Magneto-thermo-mechanical dynamic buckling analysis of a FG-CNTs-reinforced curved microbeam with different boundary conditions using strain gradient theory

In this article, dynamic buckling analysis of an embedded curved microbeam reinforced by functionally graded carbon nanotubes is carried out. The structure is subjected to thermal, magnetic and harmonic mechanical loads. Timoshenko beam theory is employed to simulate the structure. Furthermore, the temperature-dependent surrounding elastic foundation is modeled by normal springs and a shear layer. Using strain gradient theory, the small scale effects are taken into account. The extended rule of mixture is employed to estimate the equivalent properties of the composite material.
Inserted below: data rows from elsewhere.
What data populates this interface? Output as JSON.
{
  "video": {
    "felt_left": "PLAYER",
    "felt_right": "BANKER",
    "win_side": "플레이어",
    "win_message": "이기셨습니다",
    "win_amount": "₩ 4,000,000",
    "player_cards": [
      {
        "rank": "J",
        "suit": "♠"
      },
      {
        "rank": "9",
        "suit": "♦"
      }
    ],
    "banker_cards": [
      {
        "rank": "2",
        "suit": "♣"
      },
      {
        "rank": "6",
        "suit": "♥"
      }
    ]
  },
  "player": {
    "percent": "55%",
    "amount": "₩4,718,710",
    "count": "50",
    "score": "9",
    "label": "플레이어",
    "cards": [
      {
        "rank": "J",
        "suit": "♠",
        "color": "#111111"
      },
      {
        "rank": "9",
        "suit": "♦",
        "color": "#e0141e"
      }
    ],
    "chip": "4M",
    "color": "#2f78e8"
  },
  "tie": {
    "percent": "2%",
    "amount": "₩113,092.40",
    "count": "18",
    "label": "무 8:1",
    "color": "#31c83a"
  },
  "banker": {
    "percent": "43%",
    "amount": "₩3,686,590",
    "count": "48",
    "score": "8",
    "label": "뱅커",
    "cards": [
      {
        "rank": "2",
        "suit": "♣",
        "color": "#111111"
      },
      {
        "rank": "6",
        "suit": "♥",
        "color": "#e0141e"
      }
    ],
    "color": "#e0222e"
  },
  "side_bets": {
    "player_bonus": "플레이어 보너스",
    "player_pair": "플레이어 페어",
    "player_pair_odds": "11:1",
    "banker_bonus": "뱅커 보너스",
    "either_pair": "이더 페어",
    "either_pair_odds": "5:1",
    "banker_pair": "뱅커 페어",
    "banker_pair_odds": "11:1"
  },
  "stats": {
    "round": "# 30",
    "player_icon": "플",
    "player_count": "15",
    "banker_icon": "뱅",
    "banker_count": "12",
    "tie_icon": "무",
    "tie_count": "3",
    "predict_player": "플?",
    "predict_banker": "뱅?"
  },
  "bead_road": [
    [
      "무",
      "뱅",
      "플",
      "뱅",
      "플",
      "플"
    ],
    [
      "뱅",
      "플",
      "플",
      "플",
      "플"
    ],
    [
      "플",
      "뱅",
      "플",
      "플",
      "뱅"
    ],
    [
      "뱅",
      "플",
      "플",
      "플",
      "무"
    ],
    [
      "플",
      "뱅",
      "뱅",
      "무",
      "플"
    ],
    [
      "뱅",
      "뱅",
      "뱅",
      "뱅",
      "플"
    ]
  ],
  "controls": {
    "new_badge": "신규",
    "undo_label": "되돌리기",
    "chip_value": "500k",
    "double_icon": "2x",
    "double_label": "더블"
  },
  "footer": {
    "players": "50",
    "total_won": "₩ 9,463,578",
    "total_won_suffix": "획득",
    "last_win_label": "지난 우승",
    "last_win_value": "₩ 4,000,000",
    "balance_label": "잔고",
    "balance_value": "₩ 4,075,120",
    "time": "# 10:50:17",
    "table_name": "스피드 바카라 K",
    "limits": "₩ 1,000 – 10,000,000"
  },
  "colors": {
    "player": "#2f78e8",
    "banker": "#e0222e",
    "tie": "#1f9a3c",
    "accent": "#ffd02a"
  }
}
The governing equations and different boundary conditions are derived based on the energy method and Hamilton's principle. Dynamic stability regions of the system are obtained using differential quadrature method. The aim of this paper is to investigate the influence of different parameters such as small scale effect, boundary conditions, elastic foundation, volume fraction and distribution types of carbon nanotubes, magnetic field, temperature and central angle of the curved microbeam on the dynamic stability region of the system. The results indicate that by increasing the volume fraction of CNTs, the frequency of the system increases and thus the dynamic stability region occurs at higher frequencies.